Die Verträge sehen zu Vertragsbeginn ein bestimmtes Anfangskapital vor, das Jahr für Jahr, aufgewertet wird. Die Prämien fließen in ein so genanntes Sondervermögen (gestione separata), welches von der Gesellschaft verwaltet wird. Ein im Vertrag festgelegter Anteil des aus dem Sondervermögen erwirtschafteten Überschuss wird dabei dem versicherten Kapital Jahr für Jahr angerechnet.
„Die tatsächlichen Ergebnisse dieser Lebensversicherungsverträge liegen leider sehr häufig unter den erwarteten Summen und vielfach bringen solche Versicherungsverträge den Verbrauchern auch schwerwiegende Verluste. Diese Verluste können verschiedenste Ursachen haben: Zum einen haben manche Verträge sehr hohe Vertragskosten und/oder aber es werden Abzüge bei vorzeitigem Austritt aus den Verträgen praktiziert – wenn man z.B. das Geld früher als erwartet benötigt und daher vorzeitig aus dem Vertrag aussteigen möchte“, erklärt die VZS.
Ein Blick auf das Prämienaufkommen mache schnell klar, dass man hier weit von einem „Nischen-Phänomen“ entfernt sei: 2015 betrug das Prämienaufkommen in der Sparte Lebensversicherungen in Italien mehr als 110 Milliarden Euro; wenn man das auf alle Einwohner zwischen 20 und 60 Jahren umlegt, so kommt man auf eine durchschnittliche Pro-Kopf-Ausgabe von knapp 3.400 Euro.
Das Fazit der VZS: „Bleiben Sie kritisch und vorsichtig Kapitallebensversicherungsverträgen gegenüber. Vor Vertragsunterzeichnung sollten Sie sich die Zeit nehmen, die Vertragsbedingungen durch zu lesen und zu verstehen. Zu umfangreiche Vertragsbedingungen könnten die zu tragenden Risiken sowie hohe Kosten verstecken. Ganz wichtig ist auch, die Beispiel-Berechnungen (progetto esemplificativo) in den Vertragsbedingungen genauer unter die Lupe zu nehmen, und zwar die „Ipotesi A“, weil diese die schlechtest-mögliche Entwicklung zeigt. Hier erhalten Sie einen ersten Überblick über die eingezahlten Prämien (cumulo premi) und die zu erwartende Auszahlung (riscatto), die sich Jahr für Jahr ergeben. Vorsicht: bei der „Hypothese B“ wird mit einem Zinssatz von 2% gerechnet, der aber keinesfalls garantiert wird.“
Sollten Verbraucher aufgrund der Komplexität des Produktes oder der (Fach)Sprache Schwierigkeiten haben, den Vertragsinhalt genau zu erfassen, empfiehlt es sich, bei unabhängigen Experten Rat einzuholen.

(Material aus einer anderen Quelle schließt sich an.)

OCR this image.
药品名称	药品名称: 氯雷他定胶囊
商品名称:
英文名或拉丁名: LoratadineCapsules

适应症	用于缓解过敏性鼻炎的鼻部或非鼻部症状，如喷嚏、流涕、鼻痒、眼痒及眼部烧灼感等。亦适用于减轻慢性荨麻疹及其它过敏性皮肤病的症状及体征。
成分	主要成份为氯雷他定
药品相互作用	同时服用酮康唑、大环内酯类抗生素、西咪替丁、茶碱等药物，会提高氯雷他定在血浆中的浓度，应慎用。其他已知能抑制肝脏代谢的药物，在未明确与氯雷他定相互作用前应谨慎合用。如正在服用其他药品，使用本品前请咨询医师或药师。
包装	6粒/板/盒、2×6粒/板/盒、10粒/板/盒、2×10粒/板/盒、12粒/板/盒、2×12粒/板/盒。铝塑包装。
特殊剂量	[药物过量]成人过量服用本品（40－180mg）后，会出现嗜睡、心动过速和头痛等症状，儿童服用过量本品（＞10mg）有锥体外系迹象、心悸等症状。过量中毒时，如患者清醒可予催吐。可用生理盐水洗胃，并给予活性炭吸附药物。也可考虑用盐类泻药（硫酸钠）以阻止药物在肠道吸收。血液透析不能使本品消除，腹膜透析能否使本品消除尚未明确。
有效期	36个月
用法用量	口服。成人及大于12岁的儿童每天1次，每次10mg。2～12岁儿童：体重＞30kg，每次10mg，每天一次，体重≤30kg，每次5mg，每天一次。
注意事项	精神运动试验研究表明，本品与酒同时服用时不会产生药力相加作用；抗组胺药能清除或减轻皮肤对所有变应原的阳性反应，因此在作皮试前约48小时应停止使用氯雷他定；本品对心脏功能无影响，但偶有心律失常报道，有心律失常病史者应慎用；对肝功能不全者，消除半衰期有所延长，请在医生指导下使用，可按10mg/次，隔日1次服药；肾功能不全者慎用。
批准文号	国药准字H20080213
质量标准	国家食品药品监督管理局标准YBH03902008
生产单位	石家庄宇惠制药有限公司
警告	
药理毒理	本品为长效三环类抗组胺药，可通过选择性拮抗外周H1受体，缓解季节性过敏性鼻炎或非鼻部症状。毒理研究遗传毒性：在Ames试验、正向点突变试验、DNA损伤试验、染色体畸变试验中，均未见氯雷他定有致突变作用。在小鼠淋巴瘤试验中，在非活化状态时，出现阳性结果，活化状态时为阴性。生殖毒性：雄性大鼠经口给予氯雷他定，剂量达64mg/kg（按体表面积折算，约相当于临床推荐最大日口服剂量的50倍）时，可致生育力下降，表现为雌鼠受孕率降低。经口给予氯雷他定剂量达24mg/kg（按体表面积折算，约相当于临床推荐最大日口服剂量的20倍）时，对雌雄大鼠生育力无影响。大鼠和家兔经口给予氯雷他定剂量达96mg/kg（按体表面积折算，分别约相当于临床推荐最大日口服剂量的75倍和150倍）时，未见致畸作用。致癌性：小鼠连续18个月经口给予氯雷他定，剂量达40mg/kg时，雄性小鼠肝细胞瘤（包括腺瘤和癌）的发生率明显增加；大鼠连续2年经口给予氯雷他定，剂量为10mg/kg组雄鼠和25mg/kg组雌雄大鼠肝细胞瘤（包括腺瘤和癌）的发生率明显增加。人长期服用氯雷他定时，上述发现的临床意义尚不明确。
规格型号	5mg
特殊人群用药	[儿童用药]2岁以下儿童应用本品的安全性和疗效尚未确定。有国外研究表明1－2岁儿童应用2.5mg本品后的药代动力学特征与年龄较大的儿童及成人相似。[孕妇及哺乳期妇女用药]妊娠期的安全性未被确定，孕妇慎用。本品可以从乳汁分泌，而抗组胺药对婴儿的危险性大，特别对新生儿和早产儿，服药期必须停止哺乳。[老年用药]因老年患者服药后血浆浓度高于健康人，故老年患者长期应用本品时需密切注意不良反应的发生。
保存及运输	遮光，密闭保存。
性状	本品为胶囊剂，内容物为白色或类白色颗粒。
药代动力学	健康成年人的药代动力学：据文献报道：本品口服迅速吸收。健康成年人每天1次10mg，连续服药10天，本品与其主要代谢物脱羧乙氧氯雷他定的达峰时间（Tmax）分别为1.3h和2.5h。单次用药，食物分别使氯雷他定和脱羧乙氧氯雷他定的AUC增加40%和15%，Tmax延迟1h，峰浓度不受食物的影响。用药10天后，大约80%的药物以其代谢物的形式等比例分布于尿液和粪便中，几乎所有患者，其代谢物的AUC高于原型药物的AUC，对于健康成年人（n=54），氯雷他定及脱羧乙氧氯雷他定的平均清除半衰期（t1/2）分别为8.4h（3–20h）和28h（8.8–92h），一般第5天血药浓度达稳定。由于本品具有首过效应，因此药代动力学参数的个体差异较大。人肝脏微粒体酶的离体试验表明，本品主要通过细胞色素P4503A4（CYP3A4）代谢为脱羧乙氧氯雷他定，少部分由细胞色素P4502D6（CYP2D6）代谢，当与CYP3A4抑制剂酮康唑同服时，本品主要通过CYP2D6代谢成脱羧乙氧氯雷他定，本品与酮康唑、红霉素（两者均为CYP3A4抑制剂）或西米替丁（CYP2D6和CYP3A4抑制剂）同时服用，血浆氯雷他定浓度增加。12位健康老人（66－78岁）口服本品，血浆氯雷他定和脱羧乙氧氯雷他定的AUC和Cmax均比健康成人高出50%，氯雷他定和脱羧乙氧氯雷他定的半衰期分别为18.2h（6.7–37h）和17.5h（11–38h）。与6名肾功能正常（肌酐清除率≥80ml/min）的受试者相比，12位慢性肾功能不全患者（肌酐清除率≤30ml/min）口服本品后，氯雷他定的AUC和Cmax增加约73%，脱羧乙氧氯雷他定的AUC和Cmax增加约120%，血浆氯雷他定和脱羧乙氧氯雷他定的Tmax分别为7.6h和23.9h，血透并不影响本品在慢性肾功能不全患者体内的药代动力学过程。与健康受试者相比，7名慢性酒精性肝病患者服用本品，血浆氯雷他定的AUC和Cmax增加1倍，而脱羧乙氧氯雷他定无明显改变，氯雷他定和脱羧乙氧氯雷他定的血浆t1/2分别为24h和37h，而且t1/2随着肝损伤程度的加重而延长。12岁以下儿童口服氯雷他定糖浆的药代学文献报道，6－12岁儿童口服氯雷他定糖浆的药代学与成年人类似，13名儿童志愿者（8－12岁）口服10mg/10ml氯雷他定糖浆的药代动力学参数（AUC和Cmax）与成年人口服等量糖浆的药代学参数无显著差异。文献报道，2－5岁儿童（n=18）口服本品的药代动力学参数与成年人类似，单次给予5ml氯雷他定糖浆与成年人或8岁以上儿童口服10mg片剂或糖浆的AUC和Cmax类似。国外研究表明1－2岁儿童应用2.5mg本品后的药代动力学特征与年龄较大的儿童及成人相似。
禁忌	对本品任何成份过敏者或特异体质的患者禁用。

Wer bereits ein solches Produkt unterzeichnet hat, kann vom so genannten Rücktrittsrecht Gebrauch machen. Der Versicherte kann vom Versicherungsantrag zurück treten, bis zum Erhalt der Versicherungsbestätigung oder vom Versicherungsvertrag innerhalb einer Frist von 30 Tagen, welche ab Erhalt der Versicherungsbestätigung läuft. Der Rücktritt muss schriftlich und per Einschreiben mit Rückantwort erfolgen.
Wer ein solches Produkt bereits unterzeichnet hat aber bereits über die Fristen für den Rücktritt ist, der sollte sich bei der Versicherung regelmäßig und in schriftlicher Form folgende Informationen einholen: die zu tragenden Kosten, die Höhe des versicherten Kapitals, die Prämiensumme und der aktuelle Rückkaufswert (ist die Summe die der Versicherte bei vorzeitiger Auflösung ausbezahlt bekommt).
Eine Vorlage für diese Informationsanfrage gibt es unter den Musterbriefen auf der Internetseite www.verbraucherzentrale.it.